As for the future: "I believe we will be able to develop
our own South Latin American music...This is already happening. A
new Latin American type of expression exists and is paving the
way for further new ideas." Mojotoro draws upon
the full range of South American musics: tango, folk, candina
music, candombe, the milonga music of the La Pampa province...
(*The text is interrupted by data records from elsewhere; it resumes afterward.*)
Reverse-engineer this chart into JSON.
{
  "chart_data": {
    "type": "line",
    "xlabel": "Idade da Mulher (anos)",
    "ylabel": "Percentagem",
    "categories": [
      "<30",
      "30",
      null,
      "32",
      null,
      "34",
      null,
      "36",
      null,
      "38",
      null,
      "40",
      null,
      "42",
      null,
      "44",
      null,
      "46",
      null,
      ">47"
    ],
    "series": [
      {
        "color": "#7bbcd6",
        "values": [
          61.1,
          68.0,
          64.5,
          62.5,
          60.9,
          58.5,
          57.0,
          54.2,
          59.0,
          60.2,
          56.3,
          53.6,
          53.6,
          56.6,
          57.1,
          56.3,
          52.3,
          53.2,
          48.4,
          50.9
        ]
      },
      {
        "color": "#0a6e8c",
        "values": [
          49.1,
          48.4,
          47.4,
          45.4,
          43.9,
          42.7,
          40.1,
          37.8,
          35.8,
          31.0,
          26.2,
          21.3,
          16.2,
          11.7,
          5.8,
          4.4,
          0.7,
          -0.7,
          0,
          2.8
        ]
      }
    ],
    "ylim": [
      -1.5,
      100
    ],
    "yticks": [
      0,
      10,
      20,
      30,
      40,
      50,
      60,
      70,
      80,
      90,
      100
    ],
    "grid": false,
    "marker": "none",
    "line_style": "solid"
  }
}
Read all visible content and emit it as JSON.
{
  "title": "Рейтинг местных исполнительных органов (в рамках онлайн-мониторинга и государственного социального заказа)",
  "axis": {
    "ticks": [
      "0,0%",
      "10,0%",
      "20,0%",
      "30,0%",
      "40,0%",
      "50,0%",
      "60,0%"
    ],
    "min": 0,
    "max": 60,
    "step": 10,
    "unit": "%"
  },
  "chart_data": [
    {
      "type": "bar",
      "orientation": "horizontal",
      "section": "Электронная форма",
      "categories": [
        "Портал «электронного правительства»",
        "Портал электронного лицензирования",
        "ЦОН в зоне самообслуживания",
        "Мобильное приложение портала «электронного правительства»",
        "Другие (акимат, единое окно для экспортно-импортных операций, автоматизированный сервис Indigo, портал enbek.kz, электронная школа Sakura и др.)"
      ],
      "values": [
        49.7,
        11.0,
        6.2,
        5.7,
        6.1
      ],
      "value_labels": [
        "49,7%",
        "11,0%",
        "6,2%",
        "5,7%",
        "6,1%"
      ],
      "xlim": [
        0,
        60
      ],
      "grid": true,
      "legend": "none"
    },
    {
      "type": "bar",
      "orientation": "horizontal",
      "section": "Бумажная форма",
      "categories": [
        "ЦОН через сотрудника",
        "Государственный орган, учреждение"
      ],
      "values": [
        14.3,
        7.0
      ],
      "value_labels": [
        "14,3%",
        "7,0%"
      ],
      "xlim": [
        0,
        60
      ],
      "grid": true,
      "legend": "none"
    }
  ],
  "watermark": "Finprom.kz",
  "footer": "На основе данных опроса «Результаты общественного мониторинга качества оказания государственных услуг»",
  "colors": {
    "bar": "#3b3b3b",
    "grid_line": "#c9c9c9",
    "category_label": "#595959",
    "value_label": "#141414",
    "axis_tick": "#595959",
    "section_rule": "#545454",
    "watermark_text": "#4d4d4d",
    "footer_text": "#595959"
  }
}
The candombe is a particularly vital element in this
"cultural symbiosis". The candombe rhythm originated in
Africa and was brought to South America during colonial times,
continuing to thrive in Uruguay. Its rediscovery by "tango
nuevo" musicians has encouraged a new freedom of expression
in the music, its "open" rhythms lending a terrific
drive to the title track here. Of the tango itself, so often
stilted in the hands of European interpreters, Saluzzi says:
"The tango is far more complex than jazz. In the real
artistic tango, which is kind of loose and permits free
interpretation, it is not enough to know the technical part, the
chords, the scales, etcetera, because it needs a totally
different expression, less aggressive, far more artistic. The
tango is something much more pure and complicated".
Saluzzi's earlier ECM albums, the solo Kultrum and Andina
(ECM 1251 and 1375) and the quartet recording Once upon a
Time...Far Away in the South (ECM 1309) were all, in varying
degree, wistful reflections upon Argentina from distance. Mojotoro,
Dino's family album, is firmly rooted in the soil from which his
inspiration springs. It is a warm, outgoing record.